As Ebola deaths climb, search begins for vaccine
Electron microscopic image of the 1976 isolate of Ebola virus.
The WHO has held a closed expert meeting to identify potential vaccines for the Bundibugyo species of Ebola that is causing an outbreak in the Democratic Republic of the Congo (DRC) and facilitate their clinical testing.
The meeting was held shortly after the WHO declared the outbreak a public health emergency, and as the death toll moved above 130, with more than 540 cases recorded.
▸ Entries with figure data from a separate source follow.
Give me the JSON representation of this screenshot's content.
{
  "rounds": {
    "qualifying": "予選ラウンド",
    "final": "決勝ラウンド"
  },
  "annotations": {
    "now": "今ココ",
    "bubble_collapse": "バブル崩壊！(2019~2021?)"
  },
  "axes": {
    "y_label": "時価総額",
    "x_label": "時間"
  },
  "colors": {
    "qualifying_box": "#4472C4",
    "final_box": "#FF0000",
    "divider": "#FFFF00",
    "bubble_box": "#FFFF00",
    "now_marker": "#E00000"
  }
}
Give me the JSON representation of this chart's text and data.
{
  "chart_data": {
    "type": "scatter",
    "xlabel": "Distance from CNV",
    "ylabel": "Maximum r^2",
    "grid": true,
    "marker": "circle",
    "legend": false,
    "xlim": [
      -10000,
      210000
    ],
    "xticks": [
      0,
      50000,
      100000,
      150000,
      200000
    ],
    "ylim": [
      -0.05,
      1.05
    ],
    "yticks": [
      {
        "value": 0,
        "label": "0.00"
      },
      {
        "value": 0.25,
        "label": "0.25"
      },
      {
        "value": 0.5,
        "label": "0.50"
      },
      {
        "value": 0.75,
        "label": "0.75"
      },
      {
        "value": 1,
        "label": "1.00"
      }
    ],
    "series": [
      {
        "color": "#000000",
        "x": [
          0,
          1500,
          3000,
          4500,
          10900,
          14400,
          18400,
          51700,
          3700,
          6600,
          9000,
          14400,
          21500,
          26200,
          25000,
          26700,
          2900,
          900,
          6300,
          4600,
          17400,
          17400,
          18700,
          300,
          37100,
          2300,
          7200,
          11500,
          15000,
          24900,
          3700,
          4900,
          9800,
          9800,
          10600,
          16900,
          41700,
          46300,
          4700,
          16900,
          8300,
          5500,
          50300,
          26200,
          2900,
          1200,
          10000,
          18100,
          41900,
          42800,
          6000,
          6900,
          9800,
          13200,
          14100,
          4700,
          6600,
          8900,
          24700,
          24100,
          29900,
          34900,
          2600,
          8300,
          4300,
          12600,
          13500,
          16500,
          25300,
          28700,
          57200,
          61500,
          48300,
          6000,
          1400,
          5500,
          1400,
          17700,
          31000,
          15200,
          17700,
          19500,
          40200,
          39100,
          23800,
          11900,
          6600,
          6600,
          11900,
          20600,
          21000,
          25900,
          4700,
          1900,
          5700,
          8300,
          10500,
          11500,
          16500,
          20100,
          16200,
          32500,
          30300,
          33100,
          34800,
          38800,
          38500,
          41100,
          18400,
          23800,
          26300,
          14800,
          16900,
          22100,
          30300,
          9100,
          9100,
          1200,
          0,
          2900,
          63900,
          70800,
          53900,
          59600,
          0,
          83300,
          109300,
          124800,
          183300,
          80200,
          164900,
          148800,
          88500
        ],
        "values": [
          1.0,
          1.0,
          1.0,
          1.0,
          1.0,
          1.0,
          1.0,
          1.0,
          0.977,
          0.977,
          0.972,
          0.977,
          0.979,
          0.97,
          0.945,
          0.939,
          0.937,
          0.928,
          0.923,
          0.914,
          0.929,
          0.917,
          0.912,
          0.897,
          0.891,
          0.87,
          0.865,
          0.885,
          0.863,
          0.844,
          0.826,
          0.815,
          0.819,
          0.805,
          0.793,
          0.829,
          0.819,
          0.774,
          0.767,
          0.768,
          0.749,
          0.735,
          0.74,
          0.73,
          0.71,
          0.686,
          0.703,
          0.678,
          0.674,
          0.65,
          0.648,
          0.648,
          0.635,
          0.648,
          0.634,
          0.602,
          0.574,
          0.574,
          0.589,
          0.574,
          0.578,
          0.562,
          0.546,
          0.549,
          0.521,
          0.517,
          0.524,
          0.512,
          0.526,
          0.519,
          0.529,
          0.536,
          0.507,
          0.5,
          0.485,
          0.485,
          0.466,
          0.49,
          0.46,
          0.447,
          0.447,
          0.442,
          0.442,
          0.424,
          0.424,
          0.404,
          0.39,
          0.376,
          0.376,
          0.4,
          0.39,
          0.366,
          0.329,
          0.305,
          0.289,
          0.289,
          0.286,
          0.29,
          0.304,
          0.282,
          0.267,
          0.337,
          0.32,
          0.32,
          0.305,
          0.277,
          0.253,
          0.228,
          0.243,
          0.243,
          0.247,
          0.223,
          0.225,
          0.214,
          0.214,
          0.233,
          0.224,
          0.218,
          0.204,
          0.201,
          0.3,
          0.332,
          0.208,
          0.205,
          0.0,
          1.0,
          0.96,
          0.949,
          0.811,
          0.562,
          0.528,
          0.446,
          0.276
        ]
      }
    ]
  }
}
There is concern about the ability of Ebola to spread undetected for several weeks due to conflict in east DRC, funeral practices that can lead to transmission, and failings by local health authorities, according to Reuters.
Genomic testing of Ebola cases in DRC and neighbouring Uganda has confirmed that the outbreak has been caused by a variant of the Bundibugyo species, which has only caused two out of more than 40 outbreaks in the last few decades – one in Uganda in 2007 and another in DRC in 2012.
New vaccines are needed because the current shots pre-qualified by the WHO for use in Ebola outbreaks – MSD's Ervebo and now largely discontinued Johnson & Johnson's Zabdeno/Mvabea – target the more common Zaire species and may not provide good protection against Bundibugyo, which differs genetically from Zaire by around a third.
According to a report in the journal Science, the experts at the WHO meeting discussed several vaccines that, in experiments over the past 15 years, have shown varying ability to protect monkeys from Bundibugyo, but have not yet advanced into human testing.
One possible strategy discussed at the meeting would be a regimen that combined a first dose of a vaccine developed at vaccine nonprofit IAVI that targets another species (Sudan) that is already in clinical trials, with a second dose using Ervebo.
Ebola is a viral haemorrhagic fever that has an average fatality rate of more than 50% and typically results in the first instance from exposure to the virus in animals. The genome sequencing data – from three cases so far – is consistent with "a single recent introduction followed by onward person-to-person spread," according to Prof David Matthews, a virologist at the University of Bristol in the UK.
"That is useful because it suggests this outbreak can potentially be traced and interrupted as it has been in the past," he added. "Repeated independent spillovers from an animal source would complicate the efforts to stop the outbreak."
There are also concerns that the two FDA- and WHO-approved treatments for Ebola, Regeneron's Inmazeb (atoltivimab, maftivimab, and odesivimab) and Ridgeback Bio's Ebanga (ansuvimab), will also be less effective against Bundibugyo.
Matthews also said that further sequencing "will also help make sure that any vaccine or antibody-based countermeasure in development will be closely matched to the virus causing this outbreak."
South Korean biotech Hyundai Bioscience has said it is willing to supply clinical trial doses of its broad-spectrum antiviral Xafty (niclosamide), saying it has shown activity against Ebola in lab testing and could also work against hantavirus, currently in the headlines amid an outbreak on a cruise ship that has claimed three lives.